Food and Beverage Business

Hain Celestial reduces organic growth forecast due to challenges from SKU streamlining

Hain Celestial reduces organic growth forecast due to challenges from SKU streamlining Hain Celestial Food and Beverage Business

Hain Celestial has revised its full-year organic growth guidance due to ongoing struggles in the company’s baby-formula segment. The downgrade to 1%, from a range of 2% to 4% in its second-quarter results, is a result of the challenges faced by president and CEO Wendy Davidson to reduce “lower-margin” SKUs under her Hain Reimagine transformation initiative.

The North America sales saw a decrease of 5.2% to $267.7M compared to the previous year, primarily due to lower sales in baby formula. Hain Celestial’s president and CEO, Davidson, mentioned that the baby-formula impact was short-term and expects a pivot to growth in the back half, despite the challenging macroeconomic environment.

Snacks, including Garden Veggie and Terra brands, also contributed to the sales decline in North America as Hain Celestial “shifted our promotional strategy and optimized our channel mix for improved trade efficiency and profitability”.

The company also lowered its guidance for adjusted EBITDA to $155-160m, and the free cash flow outlook to $40-45m, compared to $50-55m.

On the positive side, the baby and kids sector saw strength in baby food and purees, particularly in toddler snacks under Hain Celestial’s Ella’s Kitchen brand in the UK and Earth’s Best in the US.

The “Hain Reimagined” initiative is in its “foundational year”, according to Davidson, and we can expect to see “incremental investments in capabilities for the build pillar in the back half of the year to support accelerated growth”. The company is also “stepping up investment” in Q3, which will drive a “sequential improvement in volume”.

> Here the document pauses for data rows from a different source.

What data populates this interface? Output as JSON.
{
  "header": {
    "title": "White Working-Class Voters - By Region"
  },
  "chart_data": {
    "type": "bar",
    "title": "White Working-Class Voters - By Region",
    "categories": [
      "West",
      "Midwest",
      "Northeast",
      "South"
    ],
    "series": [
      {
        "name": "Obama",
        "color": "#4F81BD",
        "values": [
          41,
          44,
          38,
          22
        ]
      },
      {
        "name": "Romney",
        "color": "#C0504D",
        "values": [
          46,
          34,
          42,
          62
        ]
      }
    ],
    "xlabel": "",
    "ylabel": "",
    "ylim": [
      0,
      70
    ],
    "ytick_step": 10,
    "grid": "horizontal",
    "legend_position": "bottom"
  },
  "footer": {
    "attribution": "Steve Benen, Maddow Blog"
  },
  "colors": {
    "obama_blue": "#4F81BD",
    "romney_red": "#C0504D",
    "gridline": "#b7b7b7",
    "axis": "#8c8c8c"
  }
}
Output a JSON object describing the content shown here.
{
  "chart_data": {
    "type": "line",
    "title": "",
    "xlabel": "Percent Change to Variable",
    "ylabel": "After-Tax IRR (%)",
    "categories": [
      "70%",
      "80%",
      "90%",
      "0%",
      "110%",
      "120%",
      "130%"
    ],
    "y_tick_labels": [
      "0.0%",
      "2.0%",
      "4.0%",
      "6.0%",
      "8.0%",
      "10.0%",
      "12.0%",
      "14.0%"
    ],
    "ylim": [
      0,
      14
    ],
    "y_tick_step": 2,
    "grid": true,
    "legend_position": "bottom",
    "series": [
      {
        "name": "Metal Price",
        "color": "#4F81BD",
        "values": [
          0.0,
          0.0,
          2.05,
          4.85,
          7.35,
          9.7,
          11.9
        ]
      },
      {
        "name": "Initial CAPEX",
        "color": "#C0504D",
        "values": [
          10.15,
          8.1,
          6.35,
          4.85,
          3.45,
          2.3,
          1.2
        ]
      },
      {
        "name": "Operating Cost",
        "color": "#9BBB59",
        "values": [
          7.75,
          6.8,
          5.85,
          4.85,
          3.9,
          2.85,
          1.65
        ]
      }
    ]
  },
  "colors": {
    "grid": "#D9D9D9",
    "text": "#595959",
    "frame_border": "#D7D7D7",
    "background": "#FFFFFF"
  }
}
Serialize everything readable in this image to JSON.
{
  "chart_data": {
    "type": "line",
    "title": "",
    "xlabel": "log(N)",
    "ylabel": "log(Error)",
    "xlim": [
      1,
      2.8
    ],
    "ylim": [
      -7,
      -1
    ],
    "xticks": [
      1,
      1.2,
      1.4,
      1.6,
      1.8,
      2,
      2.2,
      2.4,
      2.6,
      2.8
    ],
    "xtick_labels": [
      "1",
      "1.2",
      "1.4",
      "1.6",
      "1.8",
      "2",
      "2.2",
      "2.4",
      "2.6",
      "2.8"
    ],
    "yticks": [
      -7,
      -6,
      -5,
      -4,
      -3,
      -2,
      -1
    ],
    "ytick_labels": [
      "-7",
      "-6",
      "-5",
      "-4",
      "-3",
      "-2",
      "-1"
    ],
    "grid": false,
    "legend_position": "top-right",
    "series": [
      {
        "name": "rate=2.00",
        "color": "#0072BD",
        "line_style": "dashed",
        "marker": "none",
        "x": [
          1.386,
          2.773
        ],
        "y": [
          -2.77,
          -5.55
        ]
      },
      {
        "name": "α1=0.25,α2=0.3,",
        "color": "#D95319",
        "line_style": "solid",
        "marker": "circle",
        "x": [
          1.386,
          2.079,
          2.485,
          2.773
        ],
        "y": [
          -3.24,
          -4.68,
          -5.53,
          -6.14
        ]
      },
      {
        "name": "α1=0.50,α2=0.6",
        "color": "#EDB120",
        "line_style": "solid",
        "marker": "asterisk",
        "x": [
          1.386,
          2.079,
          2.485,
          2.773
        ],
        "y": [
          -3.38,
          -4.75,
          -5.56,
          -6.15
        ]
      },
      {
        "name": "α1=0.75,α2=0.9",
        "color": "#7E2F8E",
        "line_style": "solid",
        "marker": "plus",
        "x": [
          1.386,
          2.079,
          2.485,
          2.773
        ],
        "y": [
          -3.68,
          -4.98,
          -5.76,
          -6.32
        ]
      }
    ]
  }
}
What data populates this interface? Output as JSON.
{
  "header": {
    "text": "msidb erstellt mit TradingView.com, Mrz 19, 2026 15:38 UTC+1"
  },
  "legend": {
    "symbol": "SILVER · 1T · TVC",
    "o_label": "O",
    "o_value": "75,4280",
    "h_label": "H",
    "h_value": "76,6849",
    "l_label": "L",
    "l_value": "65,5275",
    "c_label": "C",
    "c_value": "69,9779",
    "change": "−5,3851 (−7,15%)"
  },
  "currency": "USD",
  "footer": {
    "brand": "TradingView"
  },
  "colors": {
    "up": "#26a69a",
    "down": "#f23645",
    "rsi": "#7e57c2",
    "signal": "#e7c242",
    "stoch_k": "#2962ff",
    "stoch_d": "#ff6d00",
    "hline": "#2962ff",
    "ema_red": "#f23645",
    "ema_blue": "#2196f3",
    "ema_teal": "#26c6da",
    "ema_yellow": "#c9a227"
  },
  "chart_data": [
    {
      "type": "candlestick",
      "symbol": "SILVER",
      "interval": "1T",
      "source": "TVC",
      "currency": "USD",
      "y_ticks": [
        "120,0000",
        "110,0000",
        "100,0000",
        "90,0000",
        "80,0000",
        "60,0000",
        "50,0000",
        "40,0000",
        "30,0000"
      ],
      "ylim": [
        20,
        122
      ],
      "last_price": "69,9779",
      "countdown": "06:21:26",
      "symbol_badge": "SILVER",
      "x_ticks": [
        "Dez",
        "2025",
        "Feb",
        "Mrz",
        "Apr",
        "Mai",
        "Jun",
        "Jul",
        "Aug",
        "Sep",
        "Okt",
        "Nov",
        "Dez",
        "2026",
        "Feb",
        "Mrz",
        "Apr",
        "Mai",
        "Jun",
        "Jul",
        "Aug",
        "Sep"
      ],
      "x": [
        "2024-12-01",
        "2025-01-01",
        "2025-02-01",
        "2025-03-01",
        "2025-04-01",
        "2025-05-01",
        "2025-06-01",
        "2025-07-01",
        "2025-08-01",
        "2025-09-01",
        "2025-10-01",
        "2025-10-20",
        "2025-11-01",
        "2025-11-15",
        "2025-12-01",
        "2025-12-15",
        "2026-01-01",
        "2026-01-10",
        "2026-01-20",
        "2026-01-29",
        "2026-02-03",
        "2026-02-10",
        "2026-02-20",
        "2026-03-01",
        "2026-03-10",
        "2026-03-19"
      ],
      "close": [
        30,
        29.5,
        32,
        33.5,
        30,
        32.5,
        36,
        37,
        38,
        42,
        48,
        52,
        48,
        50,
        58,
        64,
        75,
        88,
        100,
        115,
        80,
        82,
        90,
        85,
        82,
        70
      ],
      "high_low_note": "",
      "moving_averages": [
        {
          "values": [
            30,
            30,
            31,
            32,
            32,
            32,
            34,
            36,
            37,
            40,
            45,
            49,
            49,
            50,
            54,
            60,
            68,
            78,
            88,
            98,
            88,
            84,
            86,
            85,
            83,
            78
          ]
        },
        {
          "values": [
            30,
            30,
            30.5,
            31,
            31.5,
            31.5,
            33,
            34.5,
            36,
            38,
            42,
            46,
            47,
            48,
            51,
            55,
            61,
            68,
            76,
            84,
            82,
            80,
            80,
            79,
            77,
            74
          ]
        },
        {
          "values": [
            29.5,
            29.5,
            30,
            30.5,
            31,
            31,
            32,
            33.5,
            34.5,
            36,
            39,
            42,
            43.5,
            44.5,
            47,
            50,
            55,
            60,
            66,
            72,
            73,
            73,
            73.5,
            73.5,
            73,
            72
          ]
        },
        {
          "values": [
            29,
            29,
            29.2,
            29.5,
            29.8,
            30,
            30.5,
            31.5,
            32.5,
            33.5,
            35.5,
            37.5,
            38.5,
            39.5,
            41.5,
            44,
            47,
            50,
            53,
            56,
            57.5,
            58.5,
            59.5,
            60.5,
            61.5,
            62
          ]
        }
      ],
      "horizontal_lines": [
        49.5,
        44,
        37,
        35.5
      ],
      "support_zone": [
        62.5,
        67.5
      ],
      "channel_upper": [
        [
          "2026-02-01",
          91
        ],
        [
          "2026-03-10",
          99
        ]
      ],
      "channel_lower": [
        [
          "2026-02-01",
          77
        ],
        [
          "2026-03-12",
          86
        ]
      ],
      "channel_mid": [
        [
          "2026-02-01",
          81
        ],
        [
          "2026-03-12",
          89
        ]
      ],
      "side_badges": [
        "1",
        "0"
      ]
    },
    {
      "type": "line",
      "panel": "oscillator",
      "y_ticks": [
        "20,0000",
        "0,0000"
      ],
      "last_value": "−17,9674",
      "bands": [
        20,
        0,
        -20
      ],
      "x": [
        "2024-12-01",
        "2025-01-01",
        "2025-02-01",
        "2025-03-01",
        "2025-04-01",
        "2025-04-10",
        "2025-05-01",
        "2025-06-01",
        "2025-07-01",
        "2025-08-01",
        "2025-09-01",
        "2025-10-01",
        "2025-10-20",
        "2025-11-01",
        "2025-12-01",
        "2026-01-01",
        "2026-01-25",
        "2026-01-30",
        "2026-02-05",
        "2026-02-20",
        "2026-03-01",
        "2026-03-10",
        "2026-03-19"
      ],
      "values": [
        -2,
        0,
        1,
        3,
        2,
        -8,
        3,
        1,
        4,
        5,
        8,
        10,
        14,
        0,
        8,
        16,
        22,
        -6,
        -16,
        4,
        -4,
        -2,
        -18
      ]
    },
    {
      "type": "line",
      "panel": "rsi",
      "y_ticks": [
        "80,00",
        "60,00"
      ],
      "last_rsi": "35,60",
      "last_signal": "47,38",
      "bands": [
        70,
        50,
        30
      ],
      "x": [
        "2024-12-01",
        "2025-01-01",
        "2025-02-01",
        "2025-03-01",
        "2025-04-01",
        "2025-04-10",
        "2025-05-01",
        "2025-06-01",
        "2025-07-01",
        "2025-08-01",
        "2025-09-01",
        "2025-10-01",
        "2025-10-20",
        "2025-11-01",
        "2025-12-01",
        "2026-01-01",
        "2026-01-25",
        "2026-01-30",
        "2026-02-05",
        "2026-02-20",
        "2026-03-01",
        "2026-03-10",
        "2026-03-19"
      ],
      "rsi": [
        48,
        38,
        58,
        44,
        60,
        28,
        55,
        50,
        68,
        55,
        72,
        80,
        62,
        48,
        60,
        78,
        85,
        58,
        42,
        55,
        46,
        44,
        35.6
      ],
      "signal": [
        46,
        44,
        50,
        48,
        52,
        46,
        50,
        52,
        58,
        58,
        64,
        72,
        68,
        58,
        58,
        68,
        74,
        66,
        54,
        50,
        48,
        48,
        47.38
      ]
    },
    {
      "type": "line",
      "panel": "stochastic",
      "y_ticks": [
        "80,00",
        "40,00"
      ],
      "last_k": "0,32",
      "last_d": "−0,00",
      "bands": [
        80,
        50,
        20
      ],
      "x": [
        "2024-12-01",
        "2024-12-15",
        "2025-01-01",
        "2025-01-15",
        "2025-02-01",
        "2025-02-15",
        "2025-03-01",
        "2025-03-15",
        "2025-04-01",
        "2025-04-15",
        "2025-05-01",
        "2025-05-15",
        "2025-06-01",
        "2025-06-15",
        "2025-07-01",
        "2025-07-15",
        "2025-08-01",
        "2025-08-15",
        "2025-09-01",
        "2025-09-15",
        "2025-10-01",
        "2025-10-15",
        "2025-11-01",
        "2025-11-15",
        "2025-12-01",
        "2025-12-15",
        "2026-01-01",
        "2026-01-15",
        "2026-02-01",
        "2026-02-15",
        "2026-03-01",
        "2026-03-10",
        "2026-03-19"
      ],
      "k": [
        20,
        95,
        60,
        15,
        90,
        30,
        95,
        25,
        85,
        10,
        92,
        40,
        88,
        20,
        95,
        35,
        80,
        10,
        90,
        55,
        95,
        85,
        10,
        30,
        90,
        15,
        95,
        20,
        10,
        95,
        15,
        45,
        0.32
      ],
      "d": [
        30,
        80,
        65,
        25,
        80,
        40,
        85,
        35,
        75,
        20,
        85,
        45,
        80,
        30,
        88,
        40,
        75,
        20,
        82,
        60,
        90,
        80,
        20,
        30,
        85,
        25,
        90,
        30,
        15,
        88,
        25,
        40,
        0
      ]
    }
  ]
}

Analyst Jon Andersen sees the results as “early signs of progress” and the initiatives taken so far “point to an inflection to positive organic sales and EBITDA growth in the second half of the fiscal year”. However, other analysts have expressed disappointment over the guidance reduction and stock-keeping unit cuts.

Hain Celestial’s shares fell in the wake of the growth downgrade and reported second-quarter net loss of $13.5m, turning from a positive $11m in the prior year quarter. Adjusted EBITDA fell to $47.1m from $49.8m, while the margin took a 60-basis point hit to 10.4%.

The food and beverage industry is facing ongoing challenges, but with strategic initiatives and investment, Hain Celestial remains confident in its ability to achieve its multi-year financial objectives.